(C) Nathanaël Mergui

Fanzine culte de la scène hip-hop des années 90 passé furtivement en kiosques en 2001, Get Busy reste ce tag qui, même passé au Kärcher, refuse de s’effacer. Vingt ans plus tard, la publication d’une anthologie préfacée par Alain Chabat permet de faire le point sur ce qui fut l’équivalent d’Actuel pour les hippies. De quoi nous donner envie de ressortir cette vieille interview du daron Sear, fondateur casse-cou(illes) du magazine et dont les initiales valent leur pesant de chaînes en or : Signataire Eternel d’Articles Radicaux.

Le trimestriel Get Busy, on s’en souvient comme si c’était hier.
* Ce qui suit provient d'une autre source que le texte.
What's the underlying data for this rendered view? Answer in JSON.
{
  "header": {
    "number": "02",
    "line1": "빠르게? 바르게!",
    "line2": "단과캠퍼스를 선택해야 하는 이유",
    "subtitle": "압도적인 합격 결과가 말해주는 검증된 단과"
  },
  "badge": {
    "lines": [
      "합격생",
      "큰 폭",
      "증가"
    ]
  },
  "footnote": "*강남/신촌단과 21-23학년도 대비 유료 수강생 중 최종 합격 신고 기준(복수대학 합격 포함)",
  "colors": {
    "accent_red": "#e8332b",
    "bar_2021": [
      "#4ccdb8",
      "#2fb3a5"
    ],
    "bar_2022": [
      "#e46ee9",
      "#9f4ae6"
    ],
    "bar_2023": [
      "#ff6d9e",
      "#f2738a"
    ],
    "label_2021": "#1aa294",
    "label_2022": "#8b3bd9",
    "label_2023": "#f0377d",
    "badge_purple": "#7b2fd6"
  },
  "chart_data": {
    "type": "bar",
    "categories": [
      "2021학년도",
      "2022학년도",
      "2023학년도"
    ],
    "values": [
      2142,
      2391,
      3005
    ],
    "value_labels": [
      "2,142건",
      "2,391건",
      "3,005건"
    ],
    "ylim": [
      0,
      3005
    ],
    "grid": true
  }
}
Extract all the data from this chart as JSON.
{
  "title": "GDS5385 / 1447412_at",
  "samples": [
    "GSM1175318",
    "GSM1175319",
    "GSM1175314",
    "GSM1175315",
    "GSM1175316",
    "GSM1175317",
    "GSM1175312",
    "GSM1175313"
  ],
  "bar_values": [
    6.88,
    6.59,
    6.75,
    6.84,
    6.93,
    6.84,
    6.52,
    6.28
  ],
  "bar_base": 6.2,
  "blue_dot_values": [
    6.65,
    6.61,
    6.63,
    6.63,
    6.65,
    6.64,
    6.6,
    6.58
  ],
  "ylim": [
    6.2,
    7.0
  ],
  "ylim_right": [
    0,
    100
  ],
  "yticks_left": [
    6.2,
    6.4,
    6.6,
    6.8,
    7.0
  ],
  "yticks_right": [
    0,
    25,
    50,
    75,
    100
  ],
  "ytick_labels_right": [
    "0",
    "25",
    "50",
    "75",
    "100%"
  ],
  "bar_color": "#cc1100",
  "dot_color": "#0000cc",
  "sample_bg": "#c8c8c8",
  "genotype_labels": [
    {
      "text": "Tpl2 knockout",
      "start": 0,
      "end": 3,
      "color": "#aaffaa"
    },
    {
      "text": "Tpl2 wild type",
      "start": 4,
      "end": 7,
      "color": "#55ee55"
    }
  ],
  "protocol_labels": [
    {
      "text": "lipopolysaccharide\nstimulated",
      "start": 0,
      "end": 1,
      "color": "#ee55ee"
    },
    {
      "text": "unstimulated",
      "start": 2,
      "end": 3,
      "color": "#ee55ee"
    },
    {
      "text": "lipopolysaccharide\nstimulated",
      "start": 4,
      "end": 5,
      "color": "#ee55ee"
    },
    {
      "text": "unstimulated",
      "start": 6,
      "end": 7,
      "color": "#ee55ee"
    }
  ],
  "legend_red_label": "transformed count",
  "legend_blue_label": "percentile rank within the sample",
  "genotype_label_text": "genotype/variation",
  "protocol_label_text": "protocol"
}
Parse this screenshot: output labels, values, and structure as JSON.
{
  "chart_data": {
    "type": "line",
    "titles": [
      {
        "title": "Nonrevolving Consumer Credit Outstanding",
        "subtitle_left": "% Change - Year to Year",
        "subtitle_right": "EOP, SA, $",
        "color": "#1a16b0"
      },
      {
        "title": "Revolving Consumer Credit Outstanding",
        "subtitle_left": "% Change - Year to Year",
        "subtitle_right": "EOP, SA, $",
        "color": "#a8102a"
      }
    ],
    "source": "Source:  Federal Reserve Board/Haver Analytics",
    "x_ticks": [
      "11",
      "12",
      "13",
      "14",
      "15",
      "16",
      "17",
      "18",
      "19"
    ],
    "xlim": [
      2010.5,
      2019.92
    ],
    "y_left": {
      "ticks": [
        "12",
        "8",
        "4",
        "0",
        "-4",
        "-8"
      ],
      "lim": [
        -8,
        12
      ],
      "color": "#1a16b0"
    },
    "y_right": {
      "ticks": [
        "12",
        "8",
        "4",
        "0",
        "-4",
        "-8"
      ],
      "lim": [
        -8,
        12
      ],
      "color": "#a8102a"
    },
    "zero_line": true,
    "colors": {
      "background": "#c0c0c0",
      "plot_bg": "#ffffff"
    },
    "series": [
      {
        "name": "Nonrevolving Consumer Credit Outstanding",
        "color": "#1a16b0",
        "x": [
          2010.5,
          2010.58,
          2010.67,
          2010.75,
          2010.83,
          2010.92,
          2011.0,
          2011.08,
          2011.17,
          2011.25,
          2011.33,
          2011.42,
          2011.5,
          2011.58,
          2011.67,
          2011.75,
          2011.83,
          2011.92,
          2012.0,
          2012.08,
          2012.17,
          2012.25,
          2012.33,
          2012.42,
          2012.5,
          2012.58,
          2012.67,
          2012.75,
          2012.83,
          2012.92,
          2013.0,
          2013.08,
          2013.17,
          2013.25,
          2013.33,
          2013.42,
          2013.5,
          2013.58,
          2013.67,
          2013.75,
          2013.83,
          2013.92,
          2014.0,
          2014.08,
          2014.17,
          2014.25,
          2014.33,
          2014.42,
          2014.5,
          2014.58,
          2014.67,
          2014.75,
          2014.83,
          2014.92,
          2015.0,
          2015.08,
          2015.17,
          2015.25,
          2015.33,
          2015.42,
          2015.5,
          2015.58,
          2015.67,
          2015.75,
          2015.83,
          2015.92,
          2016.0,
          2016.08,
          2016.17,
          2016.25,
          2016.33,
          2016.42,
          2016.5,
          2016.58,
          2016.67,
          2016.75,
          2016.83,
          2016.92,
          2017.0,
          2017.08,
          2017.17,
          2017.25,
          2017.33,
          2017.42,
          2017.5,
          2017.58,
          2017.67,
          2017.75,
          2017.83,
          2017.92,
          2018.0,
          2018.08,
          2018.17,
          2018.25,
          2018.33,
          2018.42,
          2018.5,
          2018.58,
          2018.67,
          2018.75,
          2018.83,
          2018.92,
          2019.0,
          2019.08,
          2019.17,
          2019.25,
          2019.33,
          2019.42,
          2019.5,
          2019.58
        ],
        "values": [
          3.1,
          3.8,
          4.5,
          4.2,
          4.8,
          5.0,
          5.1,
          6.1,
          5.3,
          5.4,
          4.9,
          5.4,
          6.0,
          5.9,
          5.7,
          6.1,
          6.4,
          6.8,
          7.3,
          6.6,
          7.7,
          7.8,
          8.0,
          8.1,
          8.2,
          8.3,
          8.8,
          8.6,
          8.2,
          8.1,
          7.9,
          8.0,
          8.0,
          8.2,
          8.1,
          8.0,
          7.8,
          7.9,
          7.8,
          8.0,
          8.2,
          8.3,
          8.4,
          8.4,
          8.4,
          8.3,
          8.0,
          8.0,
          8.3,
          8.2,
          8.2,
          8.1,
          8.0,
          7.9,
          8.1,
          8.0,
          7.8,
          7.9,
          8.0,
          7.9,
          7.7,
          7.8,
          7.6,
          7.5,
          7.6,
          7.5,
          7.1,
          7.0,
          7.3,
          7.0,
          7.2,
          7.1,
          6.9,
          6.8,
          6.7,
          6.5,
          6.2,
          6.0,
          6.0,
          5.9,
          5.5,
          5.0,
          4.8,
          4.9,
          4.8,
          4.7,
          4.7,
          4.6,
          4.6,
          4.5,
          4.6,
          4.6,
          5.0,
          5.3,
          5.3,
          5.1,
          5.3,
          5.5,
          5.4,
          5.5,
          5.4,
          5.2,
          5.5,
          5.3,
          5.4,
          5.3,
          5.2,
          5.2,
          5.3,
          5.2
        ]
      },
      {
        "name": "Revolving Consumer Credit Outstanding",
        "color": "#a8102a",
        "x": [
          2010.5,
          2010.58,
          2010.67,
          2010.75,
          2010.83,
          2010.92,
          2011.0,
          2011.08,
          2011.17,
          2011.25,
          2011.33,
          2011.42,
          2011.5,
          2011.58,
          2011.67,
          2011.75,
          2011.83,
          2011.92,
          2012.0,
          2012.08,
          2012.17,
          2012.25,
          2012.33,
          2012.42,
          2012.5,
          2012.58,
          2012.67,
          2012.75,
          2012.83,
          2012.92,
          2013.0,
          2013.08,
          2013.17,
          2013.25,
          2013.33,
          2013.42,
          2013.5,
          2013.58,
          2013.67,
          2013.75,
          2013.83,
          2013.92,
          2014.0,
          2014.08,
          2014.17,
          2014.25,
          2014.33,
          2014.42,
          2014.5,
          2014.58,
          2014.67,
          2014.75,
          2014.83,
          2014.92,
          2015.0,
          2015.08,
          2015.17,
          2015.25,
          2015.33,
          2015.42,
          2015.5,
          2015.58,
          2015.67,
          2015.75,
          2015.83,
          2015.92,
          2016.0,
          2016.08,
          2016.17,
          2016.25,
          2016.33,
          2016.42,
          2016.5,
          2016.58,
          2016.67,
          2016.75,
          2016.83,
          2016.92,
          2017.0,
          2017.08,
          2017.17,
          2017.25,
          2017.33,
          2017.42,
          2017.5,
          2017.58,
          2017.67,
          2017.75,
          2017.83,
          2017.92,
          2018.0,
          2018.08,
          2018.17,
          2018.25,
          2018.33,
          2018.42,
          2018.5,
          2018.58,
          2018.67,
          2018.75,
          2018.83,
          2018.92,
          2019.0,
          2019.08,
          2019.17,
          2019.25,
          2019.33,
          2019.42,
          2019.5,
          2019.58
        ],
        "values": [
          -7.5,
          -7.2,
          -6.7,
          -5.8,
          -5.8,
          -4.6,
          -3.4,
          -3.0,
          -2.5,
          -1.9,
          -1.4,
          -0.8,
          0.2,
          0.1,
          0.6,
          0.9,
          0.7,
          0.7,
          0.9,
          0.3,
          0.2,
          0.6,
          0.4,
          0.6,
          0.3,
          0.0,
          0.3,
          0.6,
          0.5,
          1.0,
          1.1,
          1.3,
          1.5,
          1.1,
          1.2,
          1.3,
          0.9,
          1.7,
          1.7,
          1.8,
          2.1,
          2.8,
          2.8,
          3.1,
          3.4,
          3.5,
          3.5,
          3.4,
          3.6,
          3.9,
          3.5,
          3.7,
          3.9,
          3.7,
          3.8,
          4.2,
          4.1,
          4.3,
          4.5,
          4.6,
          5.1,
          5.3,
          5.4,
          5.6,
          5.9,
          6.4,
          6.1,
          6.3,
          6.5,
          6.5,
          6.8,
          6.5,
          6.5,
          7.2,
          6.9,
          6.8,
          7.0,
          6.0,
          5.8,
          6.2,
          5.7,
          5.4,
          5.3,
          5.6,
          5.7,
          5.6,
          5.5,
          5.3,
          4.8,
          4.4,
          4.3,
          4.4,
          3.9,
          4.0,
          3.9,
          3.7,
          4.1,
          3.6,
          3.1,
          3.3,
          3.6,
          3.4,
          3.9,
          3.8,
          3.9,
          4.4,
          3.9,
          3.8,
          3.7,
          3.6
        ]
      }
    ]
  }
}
Son ton cassant, son refus des copinages avec les stars montantes (comme les baskets), son look anti-Olivier Cachin et son slogan punchline. Ses plusieurs vies, aussi. Dont la première débute au début des années 90 dans une France où le rap monte en même temps qu’il est descendu par des journalistes qui, de toute façon, n’aiment pas ça. Sear, b.boy de Saint-Denis qui a grandi entouré de la clique NTM, décide alors de créer un fanzine qui parle aux gens qui écoutent cette musique. Taillé à la hache plus qu’à l’arrache. Culte.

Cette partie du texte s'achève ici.